Pinkman joined Tess Wakasugi-Don, LEED AP, principal, GLY Construction; Nathaalie Carey, senior vice president, HR, Prologis; Rock Irvin, chief commercial officer, SupplierGATEWAY, for the panel discussion titled “Practical Strategies to Future-proof Your Supplier Network.”
There are real benefits for CRE companies to leverage supplier diversity programs and develop a network that includes woman-owned and minority-owned suppliers, particularly in recent years, when CRE projects have faced labor and materials shortages.
Pinkman said CRE companies will start to catch up only after realizing that a wide and diverse supplier network can be profitable.
“Folks need to tie this back to the investment, the benefit in the business case of why it’s important for someone that’s making a lot of money to do this,” Pinkman said. “Until we can tie that back to the business case of why it’s important for profits, it’s going to be difficult to move past where we are today.”
According to a 2021 study from The Hackett Group, companies globally dedicate 7.2% of their company’s spend to diverse-owned businesses, and that is expected to rise to 13% by 2025. But Thursday’s panelists suggested it is often closer to 2% or less for U.S.-based CRE companies. Some companies are making little or no investment.
Irvin said that any increase for a company would be a win, and companies shouldn’t get overwhelmed and discouraged trying to hit ambitious targets.
“Don’t think that this is so insurmountable that you shouldn’t get started,” Irvin said.

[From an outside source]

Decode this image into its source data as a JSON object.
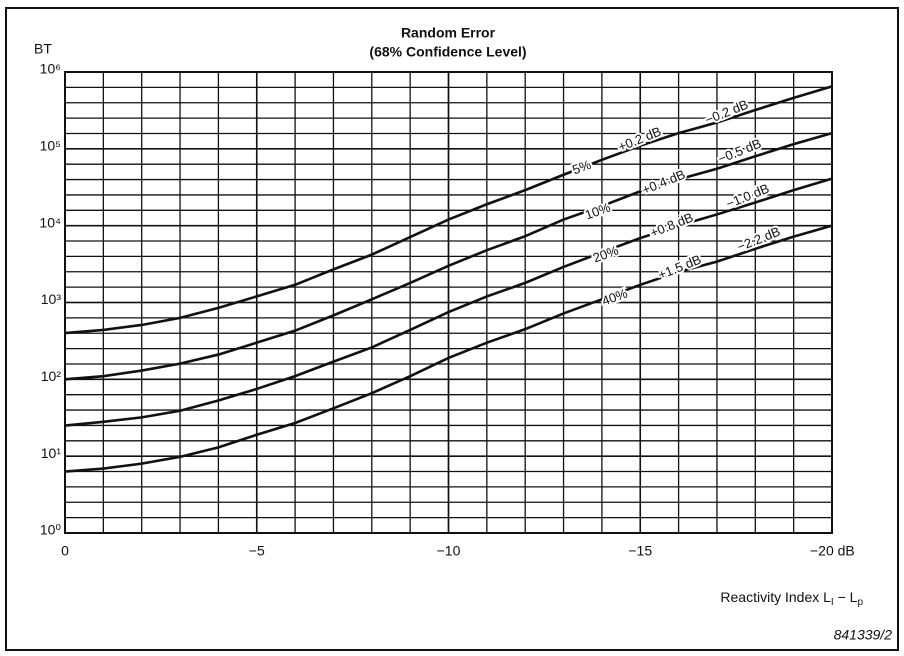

So, they’re [CRE companies] normally starting off at 2% and normally their goals are like 12%. Some people might look at that and say, that’s not enough. I look at that and I say, that’s success, we like that. We’ll take that.”

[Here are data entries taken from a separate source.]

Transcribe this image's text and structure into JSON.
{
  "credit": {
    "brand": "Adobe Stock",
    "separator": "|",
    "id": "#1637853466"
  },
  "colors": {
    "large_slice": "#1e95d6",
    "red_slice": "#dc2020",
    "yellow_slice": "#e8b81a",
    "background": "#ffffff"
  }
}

Companies can bolster their networks in several ways, such as holding supplier events for diversity-owned businesses and assigning a dedicated employee to the task. But it also requires a top-level executive within a company championing the effort.
Carey said Prologis is committed to expanding diversity within its network, but the effort is still at the initial stage.

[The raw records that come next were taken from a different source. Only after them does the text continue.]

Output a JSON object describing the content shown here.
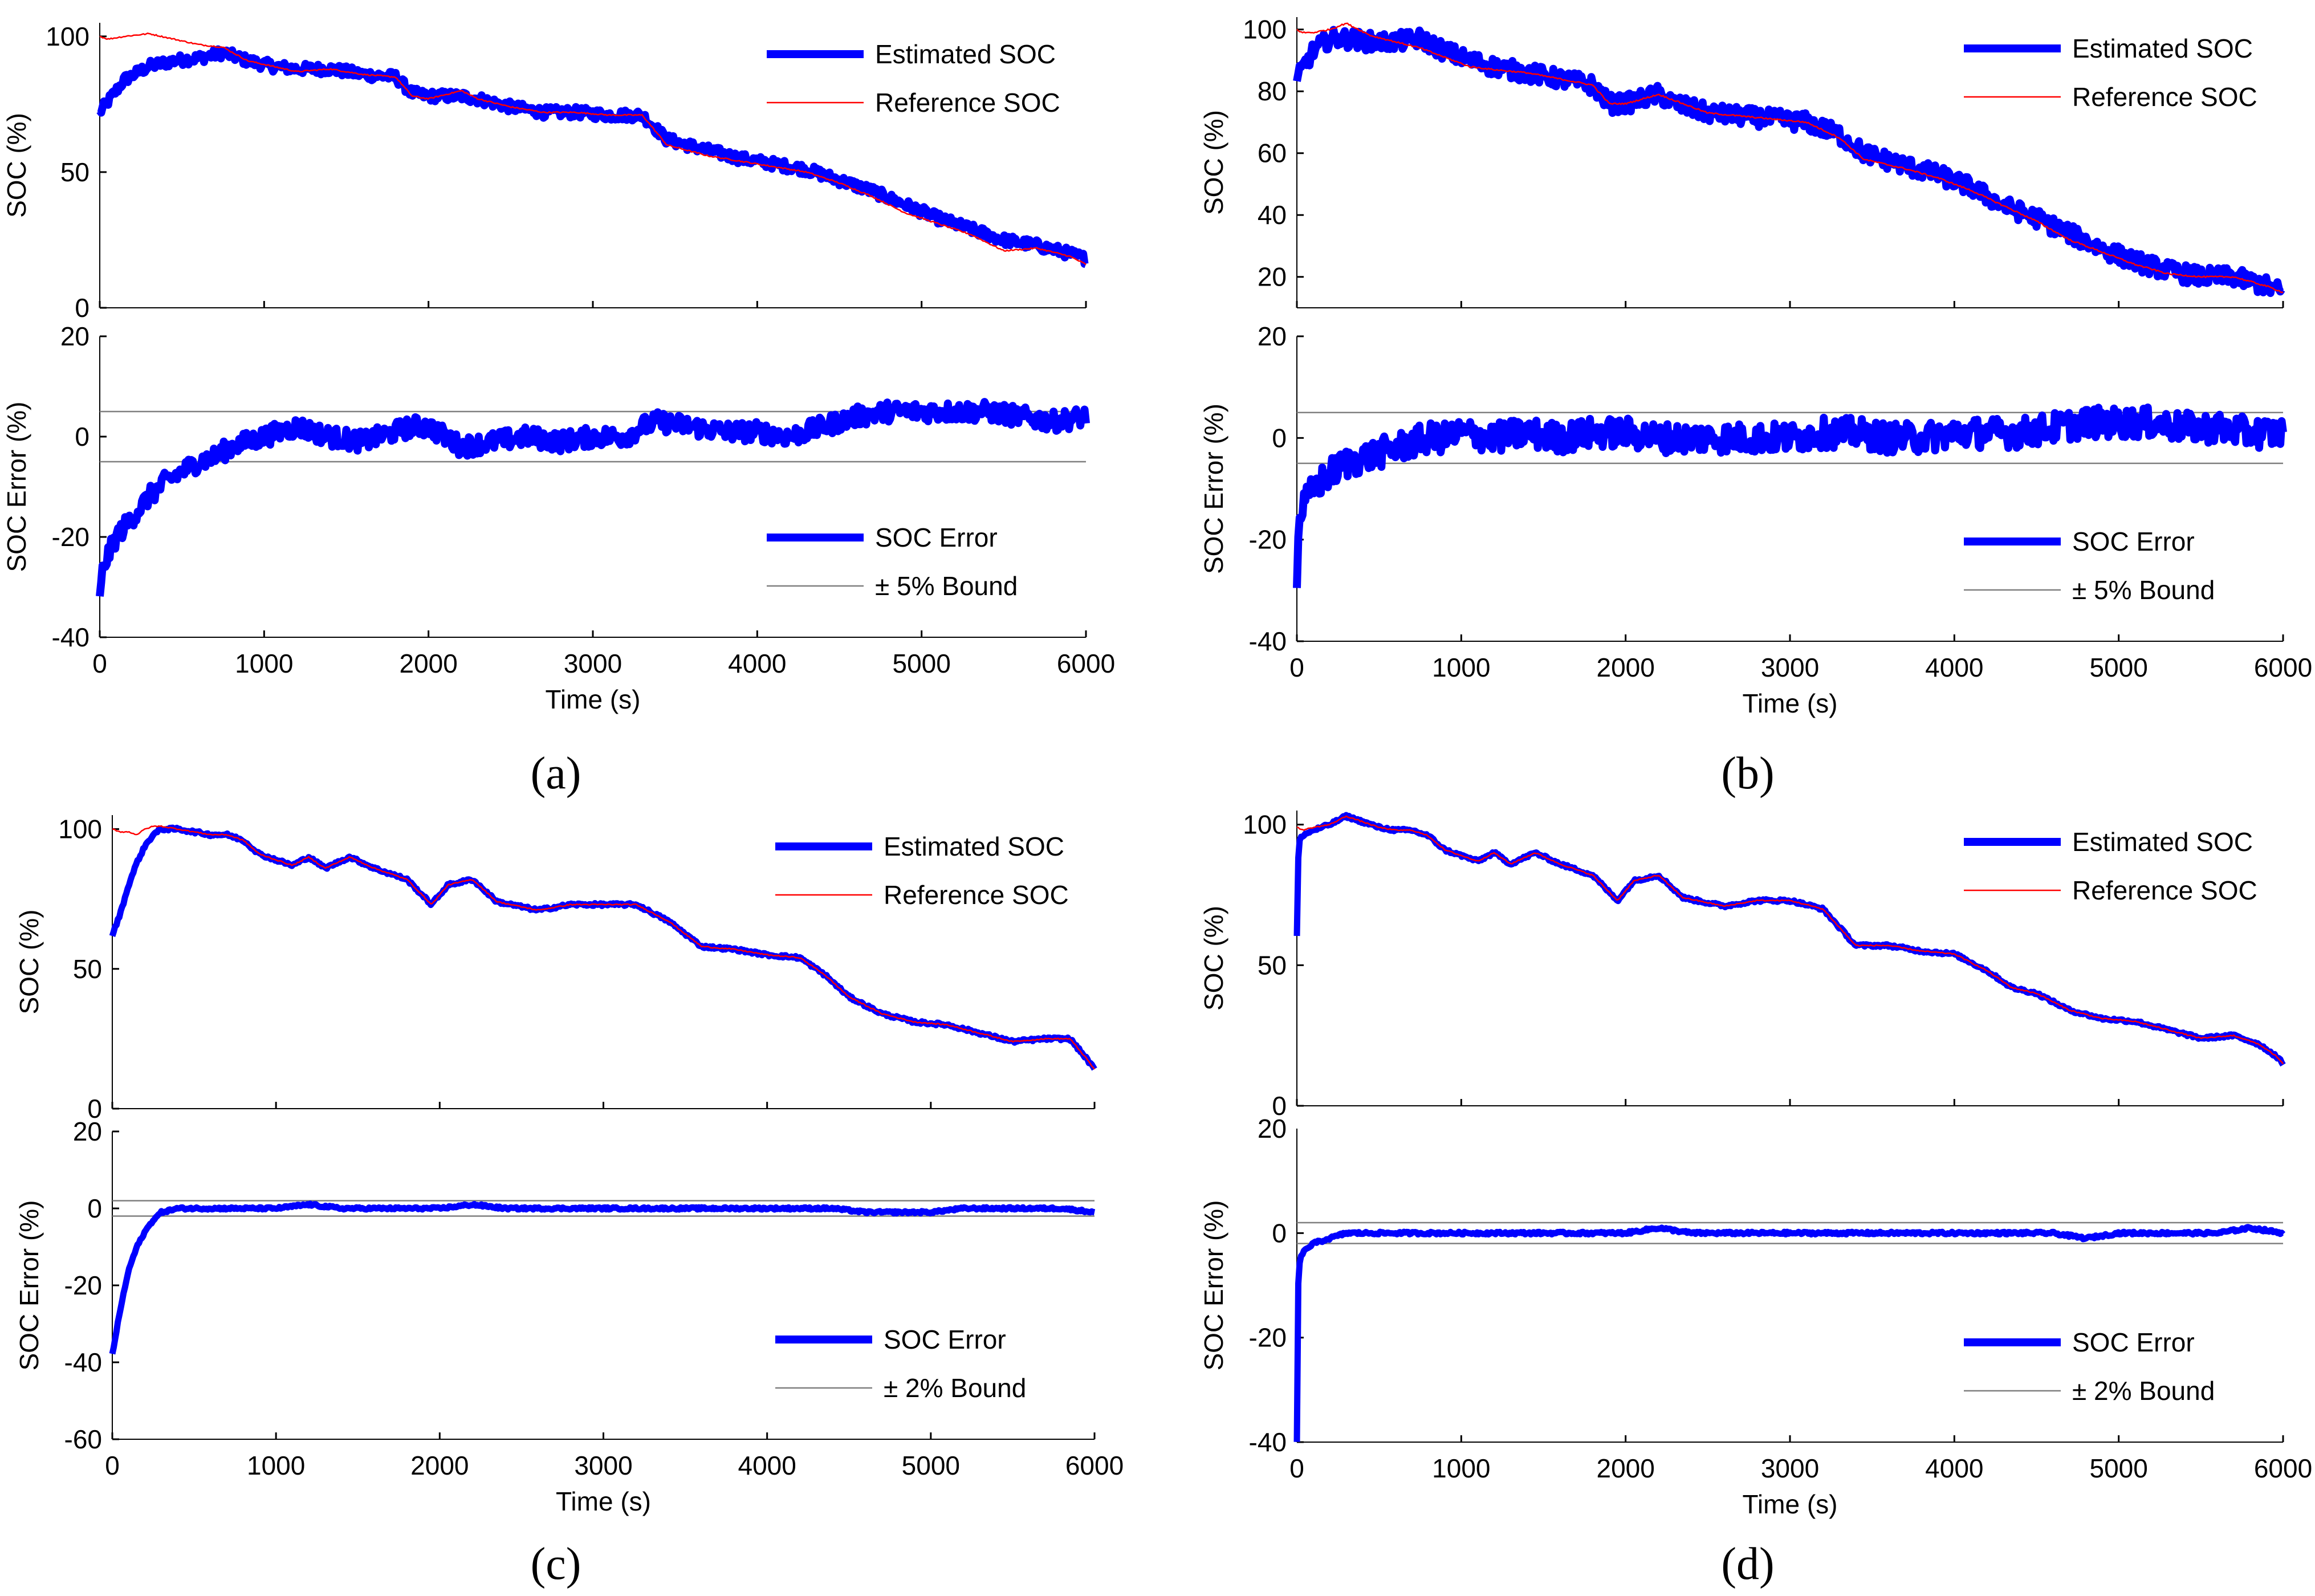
{
  "figure": {
    "panel_labels": [
      "(a)",
      "(b)",
      "(c)",
      "(d)"
    ]
  },
  "colors": {
    "estimated": "#0000ff",
    "reference": "#ff0000",
    "bound": "#7f7f7f",
    "axis": "#000000",
    "background": "#ffffff"
  },
  "chart_data": [
    {
      "type": "line",
      "panel": "a",
      "title": "",
      "xlabel": "",
      "ylabel": "SOC (%)",
      "xlim": [
        0,
        6000
      ],
      "ylim": [
        0,
        105
      ],
      "xticks": [],
      "yticks": [
        0,
        50,
        100
      ],
      "legend": {
        "position": "top-right",
        "entries": [
          "Estimated SOC",
          "Reference SOC"
        ]
      },
      "noise": 4,
      "x": [
        0,
        50,
        150,
        300,
        450,
        600,
        750,
        900,
        1050,
        1200,
        1400,
        1600,
        1800,
        1900,
        2000,
        2200,
        2300,
        2500,
        2700,
        2900,
        3100,
        3300,
        3450,
        3700,
        3900,
        4100,
        4300,
        4500,
        4700,
        4900,
        5100,
        5300,
        5500,
        5700,
        5900,
        6000
      ],
      "series": [
        {
          "name": "Estimated SOC",
          "values": [
            72,
            76,
            84,
            89,
            91,
            92,
            94,
            91,
            89,
            88,
            88,
            86,
            85,
            79,
            78,
            78,
            77,
            74,
            72,
            72,
            71,
            71,
            62,
            58,
            55,
            53,
            51,
            47,
            43,
            38,
            33,
            29,
            25,
            23,
            20,
            18
          ]
        },
        {
          "name": "Reference SOC",
          "values": [
            100,
            99,
            100,
            101,
            99,
            97,
            96,
            91,
            89,
            87,
            88,
            86,
            85,
            78,
            77,
            80,
            77,
            74,
            72,
            72,
            71,
            71,
            60,
            56,
            54,
            52,
            50,
            46,
            41,
            35,
            31,
            27,
            21,
            22,
            19,
            16
          ]
        }
      ]
    },
    {
      "type": "line",
      "panel": "a",
      "title": "",
      "xlabel": "Time (s)",
      "ylabel": "SOC Error (%)",
      "xlim": [
        0,
        6000
      ],
      "ylim": [
        -40,
        20
      ],
      "xticks": [
        0,
        1000,
        2000,
        3000,
        4000,
        5000,
        6000
      ],
      "yticks": [
        -40,
        -20,
        0,
        20
      ],
      "bounds": [
        5,
        -5
      ],
      "legend": {
        "position": "bottom-right",
        "entries": [
          "SOC Error",
          "± 5% Bound"
        ]
      },
      "noise": 4,
      "x": [
        0,
        20,
        100,
        200,
        300,
        400,
        500,
        600,
        700,
        800,
        900,
        1000,
        1100,
        1200,
        1400,
        1600,
        1800,
        1900,
        2000,
        2100,
        2200,
        2400,
        2600,
        2800,
        3000,
        3200,
        3300,
        3400,
        3600,
        3800,
        4000,
        4200,
        4400,
        4600,
        4800,
        5000,
        5200,
        5400,
        5600,
        5800,
        6000
      ],
      "series": [
        {
          "name": "SOC Error",
          "values": [
            -33,
            -26,
            -20,
            -16,
            -12,
            -9,
            -7,
            -5,
            -4,
            -2,
            -1,
            0,
            1,
            2,
            0,
            -1,
            1,
            2,
            2,
            0,
            -2,
            -1,
            0,
            -1,
            0,
            0,
            2,
            3,
            2,
            1,
            1,
            0,
            2,
            4,
            5,
            5,
            5,
            5,
            4,
            3,
            4
          ]
        }
      ]
    },
    {
      "type": "line",
      "panel": "b",
      "title": "",
      "xlabel": "",
      "ylabel": "SOC (%)",
      "xlim": [
        0,
        6000
      ],
      "ylim": [
        10,
        104
      ],
      "xticks": [],
      "yticks": [
        20,
        40,
        60,
        80,
        100
      ],
      "legend": {
        "position": "top-right",
        "entries": [
          "Estimated SOC",
          "Reference SOC"
        ]
      },
      "noise": 6,
      "x": [
        0,
        30,
        100,
        200,
        300,
        450,
        600,
        750,
        900,
        1050,
        1200,
        1400,
        1600,
        1800,
        1900,
        2000,
        2200,
        2300,
        2500,
        2700,
        2900,
        3100,
        3300,
        3450,
        3700,
        3900,
        4100,
        4300,
        4500,
        4700,
        4900,
        5100,
        5300,
        5500,
        5700,
        5900,
        6000
      ],
      "series": [
        {
          "name": "Estimated SOC",
          "values": [
            83,
            87,
            93,
            97,
            97,
            96,
            96,
            97,
            93,
            90,
            88,
            86,
            84,
            82,
            76,
            76,
            79,
            76,
            73,
            72,
            71,
            70,
            66,
            60,
            56,
            53,
            49,
            43,
            39,
            34,
            29,
            25,
            22,
            20,
            20,
            17,
            15
          ]
        },
        {
          "name": "Reference SOC",
          "values": [
            100,
            99,
            99,
            100,
            102,
            98,
            96,
            94,
            91,
            88,
            87,
            86,
            84,
            82,
            76,
            76,
            79,
            77,
            73,
            72,
            71,
            70,
            65,
            58,
            55,
            52,
            48,
            43,
            38,
            32,
            28,
            24,
            21,
            20,
            20,
            17,
            15
          ]
        }
      ]
    },
    {
      "type": "line",
      "panel": "b",
      "title": "",
      "xlabel": "Time (s)",
      "ylabel": "SOC Error (%)",
      "xlim": [
        0,
        6000
      ],
      "ylim": [
        -40,
        20
      ],
      "xticks": [
        0,
        1000,
        2000,
        3000,
        4000,
        5000,
        6000
      ],
      "yticks": [
        -40,
        -20,
        0,
        20
      ],
      "bounds": [
        5,
        -5
      ],
      "legend": {
        "position": "bottom-right",
        "entries": [
          "SOC Error",
          "± 5% Bound"
        ]
      },
      "noise": 6,
      "x": [
        0,
        15,
        50,
        100,
        200,
        300,
        400,
        500,
        600,
        700,
        800,
        900,
        1000,
        1200,
        1400,
        1600,
        1800,
        2000,
        2200,
        2400,
        2600,
        2800,
        3000,
        3200,
        3400,
        3600,
        3800,
        4000,
        4200,
        4400,
        4600,
        4800,
        5000,
        5200,
        5400,
        5600,
        5800,
        6000
      ],
      "series": [
        {
          "name": "SOC Error",
          "values": [
            -28,
            -15,
            -13,
            -10,
            -7,
            -5,
            -4,
            -3,
            -2,
            -1,
            0,
            0,
            1,
            0,
            1,
            0,
            1,
            1,
            0,
            0,
            0,
            0,
            0,
            1,
            1,
            0,
            0,
            1,
            1,
            1,
            2,
            3,
            3,
            3,
            2,
            2,
            1,
            1
          ]
        }
      ]
    },
    {
      "type": "line",
      "panel": "c",
      "title": "",
      "xlabel": "",
      "ylabel": "SOC (%)",
      "xlim": [
        0,
        6000
      ],
      "ylim": [
        0,
        105
      ],
      "xticks": [],
      "yticks": [
        0,
        50,
        100
      ],
      "legend": {
        "position": "top-right",
        "entries": [
          "Estimated SOC",
          "Reference SOC"
        ]
      },
      "noise": 1,
      "x": [
        0,
        50,
        100,
        150,
        200,
        250,
        300,
        400,
        500,
        600,
        700,
        800,
        900,
        1000,
        1100,
        1200,
        1300,
        1450,
        1600,
        1800,
        1950,
        2050,
        2200,
        2350,
        2600,
        2800,
        3000,
        3200,
        3400,
        3600,
        3800,
        4000,
        4200,
        4350,
        4500,
        4700,
        4900,
        5100,
        5300,
        5500,
        5700,
        5850,
        5950,
        6000
      ],
      "series": [
        {
          "name": "Estimated SOC",
          "values": [
            62,
            70,
            80,
            88,
            94,
            98,
            100,
            100,
            99,
            98,
            98,
            96,
            91,
            89,
            87,
            90,
            86,
            90,
            86,
            82,
            73,
            80,
            82,
            74,
            71,
            73,
            73,
            73,
            67,
            58,
            57,
            55,
            54,
            48,
            40,
            34,
            31,
            30,
            27,
            24,
            25,
            25,
            18,
            14
          ]
        },
        {
          "name": "Reference SOC",
          "values": [
            100,
            99,
            99,
            98,
            100,
            101,
            101,
            100,
            99,
            98,
            98,
            96,
            91,
            89,
            87,
            90,
            86,
            90,
            86,
            82,
            73,
            80,
            82,
            74,
            71,
            73,
            73,
            73,
            67,
            58,
            57,
            55,
            54,
            48,
            40,
            34,
            31,
            30,
            27,
            24,
            25,
            25,
            18,
            14
          ]
        }
      ]
    },
    {
      "type": "line",
      "panel": "c",
      "title": "",
      "xlabel": "Time (s)",
      "ylabel": "SOC Error (%)",
      "xlim": [
        0,
        6000
      ],
      "ylim": [
        -60,
        20
      ],
      "xticks": [
        0,
        1000,
        2000,
        3000,
        4000,
        5000,
        6000
      ],
      "yticks": [
        -60,
        -40,
        -20,
        0,
        20
      ],
      "bounds": [
        2,
        -2
      ],
      "legend": {
        "position": "bottom-right",
        "entries": [
          "SOC Error",
          "± 2% Bound"
        ]
      },
      "noise": 0.6,
      "x": [
        0,
        25,
        50,
        75,
        100,
        150,
        200,
        250,
        300,
        400,
        600,
        800,
        1000,
        1200,
        1400,
        1600,
        1800,
        2000,
        2200,
        2400,
        2600,
        2800,
        3000,
        3200,
        3400,
        3600,
        3800,
        4000,
        4200,
        4400,
        4600,
        4800,
        5000,
        5200,
        5400,
        5600,
        5800,
        6000
      ],
      "series": [
        {
          "name": "SOC Error",
          "values": [
            -38,
            -32,
            -26,
            -21,
            -16,
            -10,
            -6,
            -3,
            -1,
            0,
            0,
            0,
            0,
            1,
            0,
            0,
            0,
            0,
            1,
            0,
            0,
            0,
            0,
            0,
            0,
            0,
            0,
            0,
            0,
            0,
            -1,
            -1,
            -1,
            0,
            0,
            0,
            0,
            -1
          ]
        }
      ]
    },
    {
      "type": "line",
      "panel": "d",
      "title": "",
      "xlabel": "",
      "ylabel": "SOC (%)",
      "xlim": [
        0,
        6000
      ],
      "ylim": [
        0,
        105
      ],
      "xticks": [],
      "yticks": [
        0,
        50,
        100
      ],
      "legend": {
        "position": "top-right",
        "entries": [
          "Estimated SOC",
          "Reference SOC"
        ]
      },
      "noise": 1,
      "x": [
        0,
        10,
        30,
        100,
        200,
        300,
        400,
        500,
        600,
        700,
        800,
        900,
        1000,
        1100,
        1200,
        1300,
        1450,
        1600,
        1800,
        1950,
        2050,
        2200,
        2350,
        2600,
        2800,
        3000,
        3200,
        3400,
        3600,
        3800,
        4000,
        4200,
        4350,
        4500,
        4700,
        4900,
        5100,
        5300,
        5500,
        5700,
        5850,
        5950,
        6000
      ],
      "series": [
        {
          "name": "Estimated SOC",
          "values": [
            60,
            93,
            96,
            98,
            100,
            103,
            101,
            99,
            98,
            98,
            96,
            91,
            89,
            87,
            90,
            86,
            90,
            86,
            82,
            73,
            80,
            82,
            74,
            71,
            73,
            73,
            70,
            57,
            57,
            55,
            54,
            48,
            42,
            40,
            34,
            31,
            30,
            27,
            24,
            25,
            22,
            18,
            15
          ]
        },
        {
          "name": "Reference SOC",
          "values": [
            99,
            99,
            98,
            99,
            100,
            103,
            101,
            99,
            98,
            98,
            96,
            91,
            89,
            87,
            90,
            86,
            90,
            86,
            82,
            73,
            80,
            82,
            74,
            71,
            73,
            73,
            70,
            57,
            57,
            55,
            54,
            48,
            42,
            40,
            34,
            31,
            30,
            27,
            24,
            25,
            22,
            18,
            15
          ]
        }
      ]
    },
    {
      "type": "line",
      "panel": "d",
      "title": "",
      "xlabel": "Time (s)",
      "ylabel": "SOC Error (%)",
      "xlim": [
        0,
        6000
      ],
      "ylim": [
        -40,
        20
      ],
      "xticks": [
        0,
        1000,
        2000,
        3000,
        4000,
        5000,
        6000
      ],
      "yticks": [
        -40,
        -20,
        0
      ],
      "extra_ytick_labels": [
        20
      ],
      "bounds": [
        2,
        -2
      ],
      "legend": {
        "position": "bottom-right",
        "entries": [
          "SOC Error",
          "± 2% Bound"
        ]
      },
      "noise": 0.5,
      "x": [
        0,
        5,
        15,
        30,
        60,
        100,
        200,
        300,
        400,
        600,
        800,
        1000,
        1200,
        1400,
        1600,
        1800,
        2000,
        2200,
        2400,
        2600,
        2800,
        3000,
        3200,
        3400,
        3600,
        3800,
        4000,
        4200,
        4400,
        4600,
        4800,
        5000,
        5200,
        5400,
        5600,
        5800,
        6000
      ],
      "series": [
        {
          "name": "SOC Error",
          "values": [
            -40,
            -12,
            -6,
            -4,
            -3,
            -2,
            -1,
            0,
            0,
            0,
            0,
            0,
            0,
            0,
            0,
            0,
            0,
            1,
            0,
            0,
            0,
            0,
            0,
            0,
            0,
            0,
            0,
            0,
            0,
            0,
            -1,
            0,
            0,
            0,
            0,
            1,
            0
          ]
        }
      ]
    }
  ]
}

“We are really at the part where we’re baselining and trying to understand what our current spend is,” Carey said. She noted that this includes investigating who identifies as being a minority-owned or woman-owned enterprise.
“Then the next step for us is to benchmark and research to see what our peer groups are doing and then set our own goals as a company that match and are right for us at this particular time,” she said.
She noted that it isn’t simply a matter of identifying minority-owned companies, but also finding the right fit. She said targets are fine, but they need to be made in the context of a business plan.
“It would be really hard and difficult for us to say in this particular issue, we should go against the grain of what has helped us become successful as businesses,” she said. “There should still be a business model. There’s a business rationale and reason for why we’re doing this.”
Pinkman said it will take time for CRE companies to expand their networks to include more minority-owned suppliers but it will eventually happen. He noted that among attendees of the session, half of those polled indicated their companies were just starting an effort to expand their networks and 30% weren’t doing anything.
“I honestly see a glide path of three, five, seven years,” Pinkman said. “And the reason why I say that is you need a North Star. From a developer’s perspective … most people don’t know where to start. So, just from the data we saw today from a raise of hands just tells us that we have a long way to go, and these things don’t happen overnight.”